Let's make a remark that will help us significantly advance towards the solution. It is clear that each element of the sequence $$$x_i$$$ will enter the final sum either with a «+» sign or with a «-» sign. Let's divide all $$$m$$$ elements into $$$n$$$ sequences, depending on which position of the array $$$a$$$ the change was applied to. Some of the sequences may be empty. In each sequence, the signs of the elements alternate, and the last element always has a "+" sign. Therefore, if we replace the signs with $$$+1$$$ and $$$-1$$$ respectively, the sum on each suffix of such arrays will be either $$$1$$$ or $$$0$$$. We will combine all sequences back into one and look at the sum of the signs on an arbitrary suffix. It will be in the range $$$[0; n]$$$. Now we can use this as a criterion to check the correctness of the sequence of signs.

Subgroup $$$5$$$.

We will iterate over the sign for each $$$x_i$$$ and check that the described criterion holds for each suffix. The solution works in $$$O(m \cdot 2^m)$$$.

Subgroup $$$6$$$ and $$$7$$$.

We will again use dynamic programming. Let $$$dp[i][j]$$$ be the maximum sum that can be obtained on suffix $$$i$$$, if the current balance of signs equals $$$j$$$. Then $$$dp[i][j] = max(dp[i + 1][j - 1] + x_i, dp[i + 1][j + 1] - x_i)$$$. This solution works in $$$O(nm)$$$.

Subgroup $$$8$$$.

In this subgroup, it is proposed to act greedily, adhering to the balance criterion. For example, we can go from the end of the sequence $$$x_i$$$. At each step, we will try to take a new element and, if necessary, discard some element that was taken earlier. Since there are at most two different values, it makes sense to discard only the minimum. We will maintain a queue of minima that have been taken with a "+" sign and that can still be discarded.

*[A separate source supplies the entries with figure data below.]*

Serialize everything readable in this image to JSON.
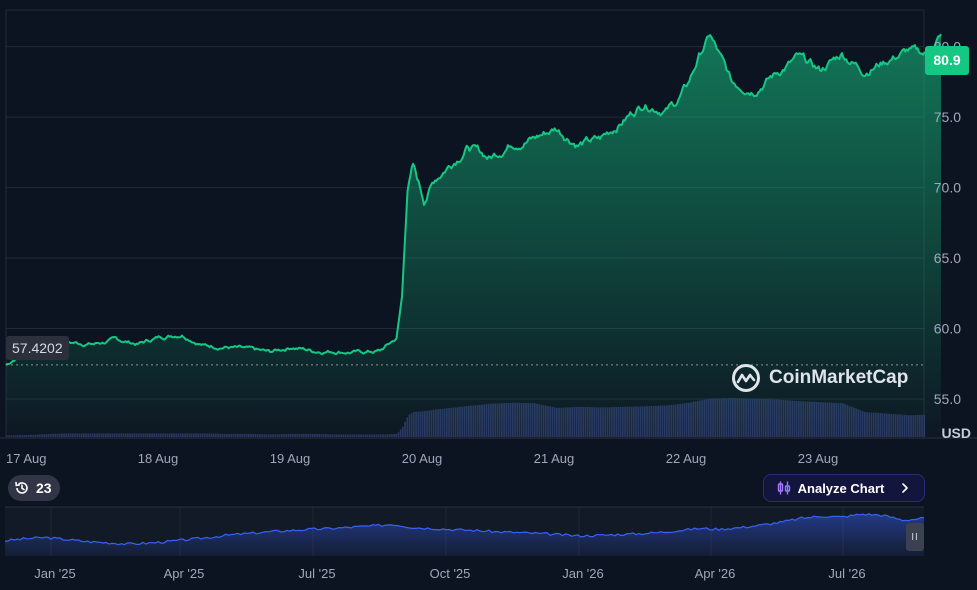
{
  "chart_data": {
    "type": "area",
    "y_axis": {
      "ticks": [
        "80.0",
        "75.0",
        "70.0",
        "65.0",
        "60.0",
        "55.0"
      ],
      "ylim": [
        52.3,
        82.6
      ],
      "unit": "USD",
      "side": "right"
    },
    "x_axis": {
      "ticks": [
        "17 Aug",
        "18 Aug",
        "19 Aug",
        "20 Aug",
        "21 Aug",
        "22 Aug",
        "23 Aug"
      ]
    },
    "current_value": "80.9",
    "start_value": "57.4202",
    "series": [
      {
        "x": [
          "17 Aug 00:00",
          "17 Aug 04:00",
          "17 Aug 08:00",
          "17 Aug 12:00",
          "17 Aug 16:00",
          "17 Aug 20:00",
          "18 Aug 00:00",
          "18 Aug 04:00",
          "18 Aug 08:00",
          "18 Aug 12:00",
          "18 Aug 16:00",
          "18 Aug 20:00",
          "19 Aug 00:00",
          "19 Aug 04:00",
          "19 Aug 08:00",
          "19 Aug 12:00",
          "19 Aug 16:00",
          "19 Aug 20:00",
          "19 Aug 23:00",
          "20 Aug 00:00",
          "20 Aug 01:00",
          "20 Aug 02:00",
          "20 Aug 04:00",
          "20 Aug 06:00",
          "20 Aug 08:00",
          "20 Aug 12:00",
          "20 Aug 16:00",
          "20 Aug 20:00",
          "21 Aug 00:00",
          "21 Aug 04:00",
          "21 Aug 08:00",
          "21 Aug 12:00",
          "21 Aug 16:00",
          "21 Aug 20:00",
          "22 Aug 00:00",
          "22 Aug 02:00",
          "22 Aug 04:00",
          "22 Aug 06:00",
          "22 Aug 08:00",
          "22 Aug 12:00",
          "22 Aug 16:00",
          "22 Aug 20:00",
          "23 Aug 00:00",
          "23 Aug 04:00",
          "23 Aug 08:00",
          "23 Aug 12:00",
          "23 Aug 16:00",
          "23 Aug 20:00",
          "24 Aug 00:00",
          "24 Aug 02:00"
        ],
        "y": [
          57.4,
          58.6,
          59.2,
          59.0,
          58.9,
          59.2,
          58.9,
          59.4,
          59.6,
          58.8,
          58.7,
          58.5,
          58.3,
          58.7,
          58.4,
          58.4,
          58.3,
          58.4,
          59.3,
          62.2,
          70.0,
          71.5,
          69.1,
          70.6,
          71.4,
          72.9,
          72.1,
          73.2,
          73.5,
          74.2,
          73.1,
          73.4,
          74.7,
          76.0,
          75.5,
          76.1,
          77.3,
          79.3,
          80.8,
          77.4,
          77.0,
          78.1,
          79.2,
          78.3,
          79.5,
          78.3,
          79.0,
          79.7,
          79.4,
          80.9
        ],
        "volume": [
          0.03,
          0.04,
          0.06,
          0.07,
          0.07,
          0.07,
          0.07,
          0.07,
          0.07,
          0.07,
          0.06,
          0.06,
          0.05,
          0.06,
          0.06,
          0.05,
          0.05,
          0.05,
          0.06,
          0.2,
          0.42,
          0.48,
          0.5,
          0.53,
          0.55,
          0.6,
          0.64,
          0.66,
          0.65,
          0.56,
          0.58,
          0.57,
          0.58,
          0.59,
          0.61,
          0.63,
          0.66,
          0.7,
          0.74,
          0.75,
          0.74,
          0.72,
          0.69,
          0.67,
          0.65,
          0.48,
          0.45,
          0.42,
          0.43,
          0.44
        ]
      }
    ],
    "navigator": {
      "ticks": [
        "Jan '25",
        "Apr '25",
        "Jul '25",
        "Oct '25",
        "Jan '26",
        "Apr '26",
        "Jul '26"
      ],
      "values": [
        0.3,
        0.35,
        0.38,
        0.33,
        0.28,
        0.25,
        0.22,
        0.24,
        0.28,
        0.33,
        0.38,
        0.44,
        0.48,
        0.52,
        0.55,
        0.58,
        0.6,
        0.63,
        0.66,
        0.7,
        0.62,
        0.6,
        0.57,
        0.55,
        0.52,
        0.5,
        0.48,
        0.45,
        0.42,
        0.43,
        0.45,
        0.47,
        0.5,
        0.55,
        0.6,
        0.58,
        0.62,
        0.68,
        0.75,
        0.85,
        0.9,
        0.88,
        0.95,
        0.92,
        0.8,
        0.85
      ],
      "line_color": "#3861fb"
    },
    "colors": {
      "line": "#16c784",
      "background": "#0d1421",
      "volume": "#2f3a6b",
      "grid": "#222a37"
    },
    "grid": true
  },
  "ui": {
    "history_count": "23",
    "history_icon": "history-clock-icon",
    "analyze_label": "Analyze Chart",
    "analyze_icon": "candlestick-icon",
    "chevron_icon": "chevron-right-icon",
    "watermark_text": "CoinMarketCap",
    "watermark_icon": "coinmarketcap-logo-icon",
    "pause_icon": "pause-icon",
    "pause_glyph": "II"
  }
}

Subgroup $$$9$$$ and $$$10$$$.

There are several alternative approaches. Let's consider a few of them.

1. We will improve the solution for the previous subgroup. We will go from the end, storing the current arrangement of signs for the elements of the suffix. In the segment tree, we will maintain elements for which we can change the sign to the opposite. When we move to a new element, we try to assign it a «+» sign (if this is not possible, we change the sign of the minimum element with a «+» sign for which this can be done) and see how the sum changes as a result of this action. Similarly, we try to assign a «-» sign and see how the sum changes. Among the two options, we choose the one that yields the highest sum.

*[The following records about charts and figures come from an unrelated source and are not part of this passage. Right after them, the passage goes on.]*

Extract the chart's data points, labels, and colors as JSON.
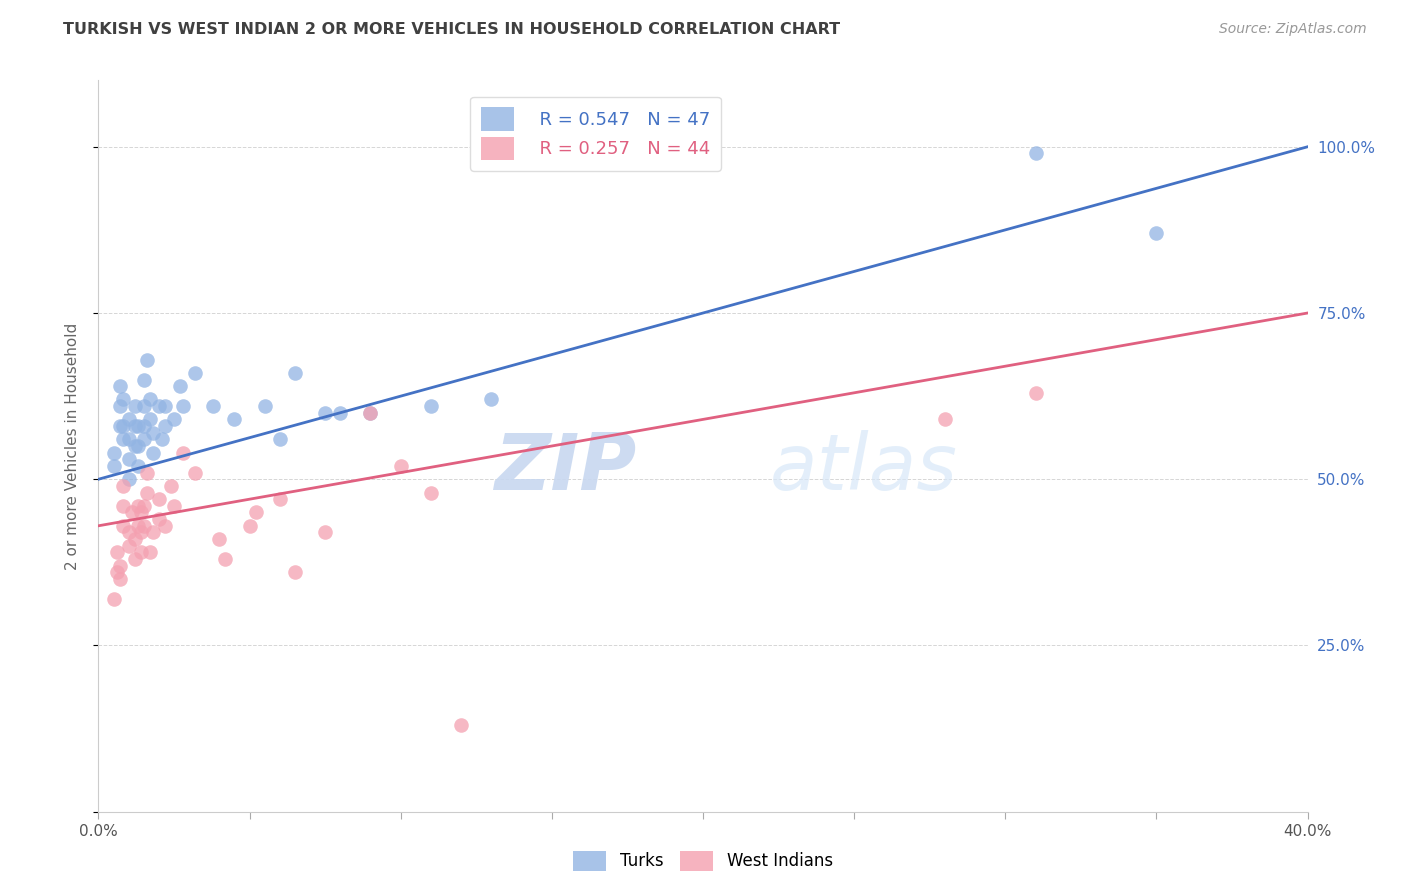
{
  "title": "TURKISH VS WEST INDIAN 2 OR MORE VEHICLES IN HOUSEHOLD CORRELATION CHART",
  "source": "Source: ZipAtlas.com",
  "ylabel": "2 or more Vehicles in Household",
  "xlabel_turks": "Turks",
  "xlabel_westindians": "West Indians",
  "legend_turks_R": "0.547",
  "legend_turks_N": "47",
  "legend_wi_R": "0.257",
  "legend_wi_N": "44",
  "turks_color": "#92B4E3",
  "westindians_color": "#F4A0B0",
  "line_turks_color": "#4472C4",
  "line_westindians_color": "#E06080",
  "xmin": 0.0,
  "xmax": 0.4,
  "ymin": 0.0,
  "ymax": 1.1,
  "ytick_vals": [
    0.0,
    0.25,
    0.5,
    0.75,
    1.0
  ],
  "ytick_labels_right": [
    "",
    "25.0%",
    "50.0%",
    "75.0%",
    "100.0%"
  ],
  "xtick_vals": [
    0.0,
    0.05,
    0.1,
    0.15,
    0.2,
    0.25,
    0.3,
    0.35,
    0.4
  ],
  "xtick_labels": [
    "0.0%",
    "",
    "",
    "",
    "",
    "",
    "",
    "",
    "40.0%"
  ],
  "watermark_zip": "ZIP",
  "watermark_atlas": "atlas",
  "title_color": "#404040",
  "right_tick_color": "#4472C4",
  "background_color": "#FFFFFF",
  "turks_x": [
    0.005,
    0.005,
    0.007,
    0.007,
    0.007,
    0.008,
    0.008,
    0.008,
    0.01,
    0.01,
    0.01,
    0.01,
    0.012,
    0.012,
    0.012,
    0.013,
    0.013,
    0.013,
    0.015,
    0.015,
    0.015,
    0.015,
    0.016,
    0.017,
    0.017,
    0.018,
    0.018,
    0.02,
    0.021,
    0.022,
    0.022,
    0.025,
    0.027,
    0.028,
    0.032,
    0.038,
    0.045,
    0.055,
    0.06,
    0.065,
    0.075,
    0.08,
    0.09,
    0.11,
    0.13,
    0.31,
    0.35
  ],
  "turks_y": [
    0.52,
    0.54,
    0.58,
    0.61,
    0.64,
    0.56,
    0.58,
    0.62,
    0.5,
    0.53,
    0.56,
    0.59,
    0.55,
    0.58,
    0.61,
    0.52,
    0.55,
    0.58,
    0.56,
    0.58,
    0.61,
    0.65,
    0.68,
    0.59,
    0.62,
    0.54,
    0.57,
    0.61,
    0.56,
    0.58,
    0.61,
    0.59,
    0.64,
    0.61,
    0.66,
    0.61,
    0.59,
    0.61,
    0.56,
    0.66,
    0.6,
    0.6,
    0.6,
    0.61,
    0.62,
    0.99,
    0.87
  ],
  "wi_x": [
    0.005,
    0.006,
    0.006,
    0.007,
    0.007,
    0.008,
    0.008,
    0.008,
    0.01,
    0.01,
    0.011,
    0.012,
    0.012,
    0.013,
    0.013,
    0.014,
    0.014,
    0.014,
    0.015,
    0.015,
    0.016,
    0.016,
    0.017,
    0.018,
    0.02,
    0.02,
    0.022,
    0.024,
    0.025,
    0.028,
    0.032,
    0.04,
    0.042,
    0.05,
    0.052,
    0.06,
    0.065,
    0.075,
    0.09,
    0.1,
    0.11,
    0.12,
    0.28,
    0.31
  ],
  "wi_y": [
    0.32,
    0.36,
    0.39,
    0.35,
    0.37,
    0.43,
    0.46,
    0.49,
    0.4,
    0.42,
    0.45,
    0.38,
    0.41,
    0.43,
    0.46,
    0.39,
    0.42,
    0.45,
    0.43,
    0.46,
    0.48,
    0.51,
    0.39,
    0.42,
    0.44,
    0.47,
    0.43,
    0.49,
    0.46,
    0.54,
    0.51,
    0.41,
    0.38,
    0.43,
    0.45,
    0.47,
    0.36,
    0.42,
    0.6,
    0.52,
    0.48,
    0.13,
    0.59,
    0.63
  ]
}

2. We will sort the sequence $$$x_i$$$ in descending order of absolute value. We will go through the sorted values and at each step try to assign the desired sign to the element (if the number is positive — «+» else «-»), if possible. Otherwise, we will assign the sign that we are forced to assign. To understand whether we can assign a particular sign, we will maintain a segment tree, at each position of which the current balance of the corresponding suffix is stored. If we want to assign the next sign, we need to look at the minimum and maximum balance that is already achieved before it and check whether the remaining signs can be arranged so that the balance criterion is not violated.

3. Let's recall the solution for subgroups $$$6$$$ and $$$7$$$, which uses dynamic programming. Notice that the function is convex separately for the two parities, so we can use the slope trick.